True fans don’t have to be reminded, unfortunately, of TV series that loaded up on their own mythology only to disappoint fans before the end.
How bizarre was it that “The X-Files” — once one of my favorites shows — spent several seasons establishing that FBI agent Mulder’s sister had been taken by aliens … only to throw all that out the window with a late-in-the-series revelation that Samantha Mulder was kidnapped by a plain old human killer?
How inexplicable was it that “Lost” — once one of my favorite shows — spent several seasons laying out what seemed to be an intricate backstory for the island and its occupants … only to ignore most of it, explain the rest away and, most mind-bogglingly of all, prove its early Internet critics right by declaring in the final episode that the characters we had grown to love had been hanging out in limbo after all.
So upon watching “Alcatraz” tonight, I found myself hoping that the series’ makers really do have the key to the mystery they’re developing.

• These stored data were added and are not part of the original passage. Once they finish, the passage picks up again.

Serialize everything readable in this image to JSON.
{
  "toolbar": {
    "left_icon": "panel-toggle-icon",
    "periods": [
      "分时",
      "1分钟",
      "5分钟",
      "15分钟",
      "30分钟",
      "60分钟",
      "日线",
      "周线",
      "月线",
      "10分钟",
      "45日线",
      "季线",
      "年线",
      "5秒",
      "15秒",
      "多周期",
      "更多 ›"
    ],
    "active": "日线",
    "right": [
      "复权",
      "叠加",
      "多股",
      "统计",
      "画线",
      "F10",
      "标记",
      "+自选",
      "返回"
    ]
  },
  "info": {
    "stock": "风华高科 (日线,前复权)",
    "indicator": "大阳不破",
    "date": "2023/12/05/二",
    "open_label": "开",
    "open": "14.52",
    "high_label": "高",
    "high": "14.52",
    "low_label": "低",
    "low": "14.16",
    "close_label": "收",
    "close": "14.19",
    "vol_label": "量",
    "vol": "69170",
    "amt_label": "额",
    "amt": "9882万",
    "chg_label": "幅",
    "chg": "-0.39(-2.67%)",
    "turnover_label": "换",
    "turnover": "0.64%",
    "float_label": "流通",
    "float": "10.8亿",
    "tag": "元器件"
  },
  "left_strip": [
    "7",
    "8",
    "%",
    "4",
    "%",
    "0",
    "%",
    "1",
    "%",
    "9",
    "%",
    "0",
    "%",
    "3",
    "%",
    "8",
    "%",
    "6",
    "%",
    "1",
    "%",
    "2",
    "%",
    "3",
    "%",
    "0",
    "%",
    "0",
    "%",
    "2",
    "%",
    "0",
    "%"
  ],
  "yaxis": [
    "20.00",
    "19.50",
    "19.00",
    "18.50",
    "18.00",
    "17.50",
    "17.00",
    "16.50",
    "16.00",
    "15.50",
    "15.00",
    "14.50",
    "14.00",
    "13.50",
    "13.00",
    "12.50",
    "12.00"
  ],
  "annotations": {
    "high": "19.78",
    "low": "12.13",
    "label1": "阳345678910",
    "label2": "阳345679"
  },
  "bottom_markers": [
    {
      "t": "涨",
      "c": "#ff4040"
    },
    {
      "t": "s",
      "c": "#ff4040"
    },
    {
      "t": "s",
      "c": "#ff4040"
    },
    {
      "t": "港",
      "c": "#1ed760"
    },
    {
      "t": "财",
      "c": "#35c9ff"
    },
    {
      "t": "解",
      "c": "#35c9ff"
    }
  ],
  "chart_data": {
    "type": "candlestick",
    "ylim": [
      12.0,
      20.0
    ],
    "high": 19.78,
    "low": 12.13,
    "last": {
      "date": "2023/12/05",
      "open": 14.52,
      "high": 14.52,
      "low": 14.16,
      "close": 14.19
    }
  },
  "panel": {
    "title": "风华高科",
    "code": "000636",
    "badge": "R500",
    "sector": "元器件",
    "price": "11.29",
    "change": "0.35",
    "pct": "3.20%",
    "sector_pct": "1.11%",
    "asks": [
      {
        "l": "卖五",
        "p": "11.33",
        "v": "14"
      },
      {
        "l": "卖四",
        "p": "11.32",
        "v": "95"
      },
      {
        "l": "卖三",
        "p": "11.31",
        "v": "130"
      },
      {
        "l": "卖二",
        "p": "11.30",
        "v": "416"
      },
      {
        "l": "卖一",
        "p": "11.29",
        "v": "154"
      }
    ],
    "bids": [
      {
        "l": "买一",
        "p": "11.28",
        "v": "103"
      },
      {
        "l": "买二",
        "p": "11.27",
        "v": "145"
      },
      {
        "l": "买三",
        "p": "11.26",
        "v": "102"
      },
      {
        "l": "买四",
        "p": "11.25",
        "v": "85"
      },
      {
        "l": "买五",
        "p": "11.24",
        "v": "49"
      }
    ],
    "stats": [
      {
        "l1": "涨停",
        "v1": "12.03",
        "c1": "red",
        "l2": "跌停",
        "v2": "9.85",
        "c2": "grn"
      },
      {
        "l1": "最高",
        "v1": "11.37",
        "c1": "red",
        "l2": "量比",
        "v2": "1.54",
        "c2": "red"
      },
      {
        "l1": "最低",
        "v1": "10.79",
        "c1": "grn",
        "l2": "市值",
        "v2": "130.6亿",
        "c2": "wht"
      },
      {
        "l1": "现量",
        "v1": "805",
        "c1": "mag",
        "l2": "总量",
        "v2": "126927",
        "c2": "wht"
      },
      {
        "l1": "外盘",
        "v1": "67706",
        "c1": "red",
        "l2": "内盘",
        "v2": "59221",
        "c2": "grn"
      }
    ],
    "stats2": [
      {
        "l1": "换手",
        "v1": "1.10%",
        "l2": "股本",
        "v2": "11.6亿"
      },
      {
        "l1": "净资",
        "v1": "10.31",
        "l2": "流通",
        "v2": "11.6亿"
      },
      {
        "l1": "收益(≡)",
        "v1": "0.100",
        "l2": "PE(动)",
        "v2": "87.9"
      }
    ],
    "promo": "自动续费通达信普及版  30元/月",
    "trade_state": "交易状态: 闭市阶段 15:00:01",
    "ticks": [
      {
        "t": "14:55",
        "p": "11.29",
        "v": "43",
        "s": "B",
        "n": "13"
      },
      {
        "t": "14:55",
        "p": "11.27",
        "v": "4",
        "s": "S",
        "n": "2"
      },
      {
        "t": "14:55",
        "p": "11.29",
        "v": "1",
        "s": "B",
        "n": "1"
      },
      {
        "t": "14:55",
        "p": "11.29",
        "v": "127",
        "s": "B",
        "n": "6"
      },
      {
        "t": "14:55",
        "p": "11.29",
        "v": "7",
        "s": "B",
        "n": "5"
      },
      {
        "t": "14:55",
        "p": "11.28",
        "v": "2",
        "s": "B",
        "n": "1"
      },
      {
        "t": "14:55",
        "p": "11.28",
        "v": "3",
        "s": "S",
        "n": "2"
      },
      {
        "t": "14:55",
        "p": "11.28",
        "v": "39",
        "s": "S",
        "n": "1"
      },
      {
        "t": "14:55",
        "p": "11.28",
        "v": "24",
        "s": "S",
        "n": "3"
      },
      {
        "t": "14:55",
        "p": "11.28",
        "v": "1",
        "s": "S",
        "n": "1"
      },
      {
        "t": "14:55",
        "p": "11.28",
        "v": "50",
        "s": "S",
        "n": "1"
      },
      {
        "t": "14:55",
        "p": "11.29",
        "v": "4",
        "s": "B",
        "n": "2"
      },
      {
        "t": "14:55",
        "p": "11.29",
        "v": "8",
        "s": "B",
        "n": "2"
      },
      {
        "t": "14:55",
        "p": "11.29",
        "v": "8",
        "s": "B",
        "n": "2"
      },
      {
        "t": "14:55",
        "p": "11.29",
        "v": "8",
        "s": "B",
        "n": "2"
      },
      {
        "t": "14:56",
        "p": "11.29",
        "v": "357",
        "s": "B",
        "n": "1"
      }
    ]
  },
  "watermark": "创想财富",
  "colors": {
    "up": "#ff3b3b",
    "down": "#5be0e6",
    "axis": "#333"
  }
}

If you haven’t watched this show, which aired its fourth installment in three weeks tonight, the basic plot is that more than 300 prisoners and guards disappeared from the island prison of Alcatraz in 1963. They’re reappearing in modern-day San Francisco, they haven’t aged a day and most seem to be on some kind of quest. Not to mention that they’ve returned to their old habits of bank robbery, kidnapping and murder.
Tonight’s episode, “Cal Sweeney,” introduced a bank robber whose objective seems to be an old-fashioned key. It’s the second of these keys that have shown up. Now they’re in the hands of federal investigator Hauser (Sam Neill) running the inmate recovery project.
I’m really hoping there’s some meaning to the keys, just like I’m hoping there’s some meaning to investigator Rebecca Madsen’s (Sarah Jones) discovery that her grandfather was a convict and is now roaming the present.
As for researcher Diego Soto (played by lovable “Lost” grad Jorge Garcia)? I’m just enjoying his amiable presence.
The show is teasing us with several little mysteries, including characters who seem to be represented in both time periods.
But if those keys mean something now … they damn well better mean something later.
Or Samantha Mulder’s ghost just might step out of that flying saucer and open up a can of suspension of disbelief.